Confusing a deep OB retest with a mitigation. Sometimes price makes a deep retrace into an OB zone but the original trade has not failed. The MSS has not occurred. The zone is simply being retested deeply before continuation. In this case, the OB is still active and the correct trade is with the original direction — long at the bullish OB, not short. Check the MSS status every time before reclassifying an OB as a mitigation.
Missing the FVG entry trigger. Entering exactly at the mean threshold of the mitigation zone is valid, but if there is also a fair value gap forming on the retrace into the zone, you have a more precise entry and a tighter stop. Missing the FVG means entering at a broader level when a more precise one was available — which directly impacts risk-to-reward.
Using the body boundary as the stop level instead of the wick. The stop goes beyond the full wick of the original OB candle, not just the body. If price trades through the body of the OB but holds within the wick range, the mitigation can still be valid. Placing your stop at the body boundary gets you stopped out of setups that are structurally intact.

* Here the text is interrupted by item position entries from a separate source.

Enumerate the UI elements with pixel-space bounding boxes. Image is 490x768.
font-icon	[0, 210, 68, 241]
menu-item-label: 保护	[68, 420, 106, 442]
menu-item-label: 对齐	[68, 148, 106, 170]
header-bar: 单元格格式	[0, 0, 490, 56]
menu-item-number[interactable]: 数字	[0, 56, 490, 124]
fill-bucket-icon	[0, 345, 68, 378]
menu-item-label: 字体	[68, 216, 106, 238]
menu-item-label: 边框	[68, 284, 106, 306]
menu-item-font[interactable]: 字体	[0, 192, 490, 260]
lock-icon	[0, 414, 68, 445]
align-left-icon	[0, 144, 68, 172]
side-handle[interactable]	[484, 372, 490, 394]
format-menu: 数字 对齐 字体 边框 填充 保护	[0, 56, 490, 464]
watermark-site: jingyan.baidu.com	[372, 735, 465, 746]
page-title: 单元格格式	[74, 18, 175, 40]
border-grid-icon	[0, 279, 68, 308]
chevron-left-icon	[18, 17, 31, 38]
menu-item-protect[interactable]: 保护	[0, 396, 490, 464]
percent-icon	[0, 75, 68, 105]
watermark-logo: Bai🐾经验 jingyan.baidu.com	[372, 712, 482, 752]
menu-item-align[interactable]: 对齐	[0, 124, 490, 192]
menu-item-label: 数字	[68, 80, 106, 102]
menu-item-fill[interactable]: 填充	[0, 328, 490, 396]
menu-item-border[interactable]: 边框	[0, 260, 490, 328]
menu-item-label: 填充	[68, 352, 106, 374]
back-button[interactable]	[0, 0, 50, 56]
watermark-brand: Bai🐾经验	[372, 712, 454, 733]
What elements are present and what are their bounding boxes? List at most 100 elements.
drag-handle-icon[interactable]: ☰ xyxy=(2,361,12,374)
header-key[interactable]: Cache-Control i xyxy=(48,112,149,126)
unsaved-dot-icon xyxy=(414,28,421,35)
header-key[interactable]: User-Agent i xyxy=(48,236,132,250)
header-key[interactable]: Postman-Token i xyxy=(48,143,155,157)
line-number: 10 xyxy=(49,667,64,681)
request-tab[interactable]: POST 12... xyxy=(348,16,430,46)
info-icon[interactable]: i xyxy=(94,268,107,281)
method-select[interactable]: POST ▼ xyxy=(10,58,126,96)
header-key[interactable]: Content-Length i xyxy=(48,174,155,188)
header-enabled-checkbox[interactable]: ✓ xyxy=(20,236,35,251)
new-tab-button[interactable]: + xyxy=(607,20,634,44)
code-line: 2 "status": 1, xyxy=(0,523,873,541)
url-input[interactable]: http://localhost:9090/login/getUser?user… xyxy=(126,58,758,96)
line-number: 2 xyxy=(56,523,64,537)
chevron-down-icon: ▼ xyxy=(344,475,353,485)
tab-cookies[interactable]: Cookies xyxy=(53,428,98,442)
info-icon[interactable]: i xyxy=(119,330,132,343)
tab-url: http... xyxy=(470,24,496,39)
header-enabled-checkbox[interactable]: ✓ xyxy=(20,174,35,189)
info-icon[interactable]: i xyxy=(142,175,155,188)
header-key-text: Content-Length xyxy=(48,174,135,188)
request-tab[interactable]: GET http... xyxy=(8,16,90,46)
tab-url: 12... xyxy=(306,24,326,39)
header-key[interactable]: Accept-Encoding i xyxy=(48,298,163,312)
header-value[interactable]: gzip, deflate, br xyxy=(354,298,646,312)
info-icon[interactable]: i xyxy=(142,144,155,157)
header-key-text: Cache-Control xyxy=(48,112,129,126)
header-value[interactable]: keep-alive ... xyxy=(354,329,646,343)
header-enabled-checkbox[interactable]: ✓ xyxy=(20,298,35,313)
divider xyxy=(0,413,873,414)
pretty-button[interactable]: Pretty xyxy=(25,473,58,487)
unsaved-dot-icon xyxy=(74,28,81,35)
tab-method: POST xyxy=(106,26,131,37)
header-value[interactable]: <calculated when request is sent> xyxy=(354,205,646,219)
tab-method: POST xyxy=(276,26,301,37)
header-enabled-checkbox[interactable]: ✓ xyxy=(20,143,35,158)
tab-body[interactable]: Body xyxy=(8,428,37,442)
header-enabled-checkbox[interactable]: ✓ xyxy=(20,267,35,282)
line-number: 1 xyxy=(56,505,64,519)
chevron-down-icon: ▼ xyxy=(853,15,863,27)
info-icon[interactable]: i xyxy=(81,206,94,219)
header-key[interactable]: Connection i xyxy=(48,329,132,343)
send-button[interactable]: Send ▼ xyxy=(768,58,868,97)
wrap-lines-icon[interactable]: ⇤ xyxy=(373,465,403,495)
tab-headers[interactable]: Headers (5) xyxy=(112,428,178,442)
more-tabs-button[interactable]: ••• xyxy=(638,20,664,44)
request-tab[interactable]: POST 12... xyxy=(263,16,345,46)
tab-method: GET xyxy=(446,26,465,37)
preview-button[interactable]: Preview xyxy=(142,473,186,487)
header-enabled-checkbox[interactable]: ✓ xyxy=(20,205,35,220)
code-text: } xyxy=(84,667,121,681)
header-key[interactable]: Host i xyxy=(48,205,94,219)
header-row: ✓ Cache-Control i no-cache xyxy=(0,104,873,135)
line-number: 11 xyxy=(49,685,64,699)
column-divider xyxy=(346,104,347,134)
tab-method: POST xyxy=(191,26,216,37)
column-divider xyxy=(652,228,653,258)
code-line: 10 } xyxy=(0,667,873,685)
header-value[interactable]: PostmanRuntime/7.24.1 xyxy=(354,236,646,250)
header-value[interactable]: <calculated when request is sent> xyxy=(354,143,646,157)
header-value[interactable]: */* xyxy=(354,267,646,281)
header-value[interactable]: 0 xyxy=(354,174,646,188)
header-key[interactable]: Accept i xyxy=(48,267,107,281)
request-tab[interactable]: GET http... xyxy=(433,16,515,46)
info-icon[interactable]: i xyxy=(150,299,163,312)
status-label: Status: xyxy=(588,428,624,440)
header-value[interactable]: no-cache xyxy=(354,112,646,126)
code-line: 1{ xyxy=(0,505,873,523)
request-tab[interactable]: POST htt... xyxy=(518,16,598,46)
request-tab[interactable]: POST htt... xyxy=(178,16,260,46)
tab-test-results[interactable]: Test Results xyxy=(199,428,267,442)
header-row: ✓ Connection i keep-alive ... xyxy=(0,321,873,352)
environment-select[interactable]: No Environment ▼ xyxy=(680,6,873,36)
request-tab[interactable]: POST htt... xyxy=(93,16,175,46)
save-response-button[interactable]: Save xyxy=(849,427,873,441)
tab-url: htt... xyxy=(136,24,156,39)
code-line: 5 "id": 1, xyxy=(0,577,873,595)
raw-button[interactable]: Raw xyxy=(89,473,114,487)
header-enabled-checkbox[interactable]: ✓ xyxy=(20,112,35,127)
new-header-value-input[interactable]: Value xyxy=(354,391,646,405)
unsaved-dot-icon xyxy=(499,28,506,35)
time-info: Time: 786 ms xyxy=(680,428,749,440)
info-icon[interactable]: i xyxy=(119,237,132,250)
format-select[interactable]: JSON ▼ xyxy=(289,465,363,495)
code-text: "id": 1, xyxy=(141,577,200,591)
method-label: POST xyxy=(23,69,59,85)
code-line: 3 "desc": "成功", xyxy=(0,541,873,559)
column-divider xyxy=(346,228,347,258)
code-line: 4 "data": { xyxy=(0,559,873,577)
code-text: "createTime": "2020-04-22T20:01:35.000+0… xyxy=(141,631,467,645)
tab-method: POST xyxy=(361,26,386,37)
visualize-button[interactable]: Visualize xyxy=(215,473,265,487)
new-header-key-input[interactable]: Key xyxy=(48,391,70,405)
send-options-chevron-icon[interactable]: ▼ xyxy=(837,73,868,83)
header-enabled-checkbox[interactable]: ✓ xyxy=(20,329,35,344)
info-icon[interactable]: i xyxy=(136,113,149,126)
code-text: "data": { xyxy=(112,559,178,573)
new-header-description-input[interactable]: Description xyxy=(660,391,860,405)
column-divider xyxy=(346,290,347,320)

Ignoring the liquidity draw. The best Mitigation Block trades have clear sell-side liquidity below (for shorts) or buy-side liquidity above (for longs) as the defined target. Trading a mitigation block with no visible draw means you have an entry with no objective target — which leads to either exiting too early or holding too long.
Frequently Asked Questions
Before entering any OB retrace, ask: (1) Did the original move reach its target? (2) Has a candle body closed beyond the zone? If the move succeeded and no body close: active OB — trade with original direction. If the move failed and MSS confirmed, no body close: Mitigation Block — trade against. If body close through the zone: Breaker Block — trade against. Running this check takes 30 seconds and eliminates the most common and costly mistake in ICT application.